Kitapta bizi ilk karşılayan şiir ‘Dibace’dir. Bu şiir önsöz niteliğine yakışır güzellikte bir şiir. ‘Ben şair değilim. Biliyorum’ diyerek başladığı bu şiiri ile Bilal Hoca’mız mütevazılığın elbisesini giyerek, ortalıkta –ben şairim– diyerek, ortamları haksız yere işgal eden birçok kişiye ders verir nitelikte bir duruş sergilemiştir adeta. Şiirin en etkili mısralarını yayın kurulunca da kitap kapağının arkasında paylaşılmıştır. Okurunun gönlündeki yerini alan bu ilk şiir, diğer şiirlere taşıyan merdiven hüviyetindedir. O paylaşılası satırları ben de yazıma taşımak istiyorum izninizle.

‘Şair değilim ben. Sadece bir garip gezgin/ dinlediğim türkülerden. Mesela Neşet Ertaş’tan devşirir sözü/ince belli cam bardaktan demli çaylar içer çoğaltırım yalnızlığımı/ne şarap bilirim ne de halka-zikirde vecde gelip coşarım/ acz sığınağında harflerle hemhâlım. Nesîmî’ye yoldaş. Yunus’a sırdaşım/ gecelerimi aydınlatır Mesnevi-î Mânevî/ şarkılar dinlerim Bekir Sıtkı’dan/ öylesine yaşarım işte/ öylesine nazar ederim melül ve mahzun zaman aynasına’

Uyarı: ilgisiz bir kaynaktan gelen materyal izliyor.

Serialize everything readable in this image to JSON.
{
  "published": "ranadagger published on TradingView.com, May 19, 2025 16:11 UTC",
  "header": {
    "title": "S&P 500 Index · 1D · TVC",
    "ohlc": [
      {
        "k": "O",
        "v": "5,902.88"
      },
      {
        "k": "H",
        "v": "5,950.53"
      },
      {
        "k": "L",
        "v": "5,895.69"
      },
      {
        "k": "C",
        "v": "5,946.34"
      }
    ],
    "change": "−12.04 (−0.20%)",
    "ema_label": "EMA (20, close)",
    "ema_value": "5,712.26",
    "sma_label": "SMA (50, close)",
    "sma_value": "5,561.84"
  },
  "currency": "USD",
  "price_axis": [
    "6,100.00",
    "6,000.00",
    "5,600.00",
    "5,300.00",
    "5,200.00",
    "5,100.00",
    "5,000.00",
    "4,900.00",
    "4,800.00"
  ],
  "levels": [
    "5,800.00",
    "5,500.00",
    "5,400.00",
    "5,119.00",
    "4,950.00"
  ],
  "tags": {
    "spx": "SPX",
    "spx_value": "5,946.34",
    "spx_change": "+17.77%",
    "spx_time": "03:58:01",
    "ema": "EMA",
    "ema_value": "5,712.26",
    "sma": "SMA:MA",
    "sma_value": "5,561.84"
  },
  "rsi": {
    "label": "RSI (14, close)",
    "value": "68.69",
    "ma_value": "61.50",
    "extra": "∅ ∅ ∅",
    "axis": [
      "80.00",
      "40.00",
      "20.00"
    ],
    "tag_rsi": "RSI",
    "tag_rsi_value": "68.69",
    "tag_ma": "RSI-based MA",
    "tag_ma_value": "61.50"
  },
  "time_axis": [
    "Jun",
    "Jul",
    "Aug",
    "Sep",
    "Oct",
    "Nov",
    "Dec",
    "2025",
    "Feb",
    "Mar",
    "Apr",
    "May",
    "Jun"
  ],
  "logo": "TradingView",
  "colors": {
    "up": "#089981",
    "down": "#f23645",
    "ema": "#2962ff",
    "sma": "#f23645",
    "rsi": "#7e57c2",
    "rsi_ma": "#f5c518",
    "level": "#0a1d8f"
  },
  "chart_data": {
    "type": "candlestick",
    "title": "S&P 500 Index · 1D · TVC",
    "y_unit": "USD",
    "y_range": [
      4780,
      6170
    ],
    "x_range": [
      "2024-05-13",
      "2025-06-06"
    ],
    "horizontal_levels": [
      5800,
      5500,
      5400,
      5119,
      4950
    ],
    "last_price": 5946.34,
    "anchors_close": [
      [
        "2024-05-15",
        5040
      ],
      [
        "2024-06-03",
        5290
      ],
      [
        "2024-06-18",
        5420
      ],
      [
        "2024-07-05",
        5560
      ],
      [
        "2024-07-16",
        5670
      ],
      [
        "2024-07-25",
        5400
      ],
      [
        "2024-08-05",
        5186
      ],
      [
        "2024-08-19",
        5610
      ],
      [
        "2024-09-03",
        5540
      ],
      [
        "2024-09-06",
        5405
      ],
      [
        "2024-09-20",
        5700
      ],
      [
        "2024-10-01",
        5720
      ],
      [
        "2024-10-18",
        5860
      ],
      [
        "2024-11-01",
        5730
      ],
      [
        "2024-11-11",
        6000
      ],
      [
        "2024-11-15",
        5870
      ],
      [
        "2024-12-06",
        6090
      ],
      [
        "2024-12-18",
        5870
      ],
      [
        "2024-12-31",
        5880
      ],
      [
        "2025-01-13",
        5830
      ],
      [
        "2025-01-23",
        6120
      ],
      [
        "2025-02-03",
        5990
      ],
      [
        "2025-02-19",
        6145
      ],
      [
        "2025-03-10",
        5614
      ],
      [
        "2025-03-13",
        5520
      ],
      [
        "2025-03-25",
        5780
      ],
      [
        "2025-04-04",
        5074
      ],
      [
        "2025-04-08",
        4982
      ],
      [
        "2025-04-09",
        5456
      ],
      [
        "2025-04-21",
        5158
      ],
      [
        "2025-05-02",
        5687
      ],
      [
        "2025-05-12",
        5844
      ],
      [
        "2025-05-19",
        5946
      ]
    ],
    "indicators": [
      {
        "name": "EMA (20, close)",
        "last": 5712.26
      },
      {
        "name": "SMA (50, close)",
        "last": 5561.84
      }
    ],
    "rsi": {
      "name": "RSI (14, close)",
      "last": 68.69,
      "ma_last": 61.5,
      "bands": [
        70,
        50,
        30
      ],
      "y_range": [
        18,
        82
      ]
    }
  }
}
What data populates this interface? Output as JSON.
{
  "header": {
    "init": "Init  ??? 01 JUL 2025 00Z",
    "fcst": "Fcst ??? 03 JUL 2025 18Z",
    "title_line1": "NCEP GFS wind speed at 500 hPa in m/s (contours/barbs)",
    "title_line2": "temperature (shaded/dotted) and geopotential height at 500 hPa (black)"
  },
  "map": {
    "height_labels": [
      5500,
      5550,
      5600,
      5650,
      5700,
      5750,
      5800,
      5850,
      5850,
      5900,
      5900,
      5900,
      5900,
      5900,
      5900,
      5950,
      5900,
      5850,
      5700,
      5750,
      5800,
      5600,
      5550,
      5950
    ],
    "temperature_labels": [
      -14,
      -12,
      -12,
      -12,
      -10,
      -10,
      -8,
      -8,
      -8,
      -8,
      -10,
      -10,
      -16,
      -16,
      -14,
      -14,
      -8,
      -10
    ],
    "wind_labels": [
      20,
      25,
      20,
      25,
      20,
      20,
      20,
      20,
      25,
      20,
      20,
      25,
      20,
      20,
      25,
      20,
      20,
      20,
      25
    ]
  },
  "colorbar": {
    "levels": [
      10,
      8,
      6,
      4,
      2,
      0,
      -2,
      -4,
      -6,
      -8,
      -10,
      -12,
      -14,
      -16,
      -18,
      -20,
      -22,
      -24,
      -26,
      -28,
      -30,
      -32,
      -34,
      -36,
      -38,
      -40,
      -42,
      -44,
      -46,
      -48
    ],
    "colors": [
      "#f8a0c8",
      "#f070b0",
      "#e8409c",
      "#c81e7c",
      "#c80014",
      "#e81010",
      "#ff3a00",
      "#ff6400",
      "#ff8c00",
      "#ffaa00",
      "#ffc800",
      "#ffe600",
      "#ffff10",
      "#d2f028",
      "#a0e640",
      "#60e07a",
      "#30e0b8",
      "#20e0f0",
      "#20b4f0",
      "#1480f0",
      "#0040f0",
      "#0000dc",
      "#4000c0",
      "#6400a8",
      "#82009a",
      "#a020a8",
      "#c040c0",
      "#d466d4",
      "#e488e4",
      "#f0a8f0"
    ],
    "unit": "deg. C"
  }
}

Şiirin etkili bir diğer mısraları; ‘kelimelerden bir kulübe yapar sığınırım/ sığınırım yalnızlığıma/ gide gide büyür yalnızlığım/ Yakup’a öykünürüm’

Eserdeki bir diğer şiir ‘Pierloti’de seher vakti’nde İstanbul’un en güzel vakitlerinin resmini şiirle çizer okuruna. Resmi şiirle çizmek ifadesi boş bir ifade değildir elbet. Şiirin okunması tamamlandığında İstanbul’un resmi, tüm maneviyatıyla capcanlı durmaktaydı. ‘Çayın tadında demlenir dostluklar bende/ ve İslambol’un sadası ta eski zamanlardan/ saba makamında kanatlanır melekler/ alır götürür Sultan Ahmet’e’

Huzuru yudum yudum içtiği ‘yunusça’ şiirinde şairimiz; ‘şenlik geliyor hayat bahçeme/ aşk ve umut geliyor/ huzur iniyor sokağıma’ derken benliğimizin huzur bulduğunu hissediyoruz adeta.

‘Yakarış’ şiirinde; ‘iyiyi arzulamanın/ gayretin ve çabanın/ kaybolmasından aşkın Rabbim/ koru ve esirge’ diyerek dualarından bir bölümünü en samimi haliyle paylaşılmıştır.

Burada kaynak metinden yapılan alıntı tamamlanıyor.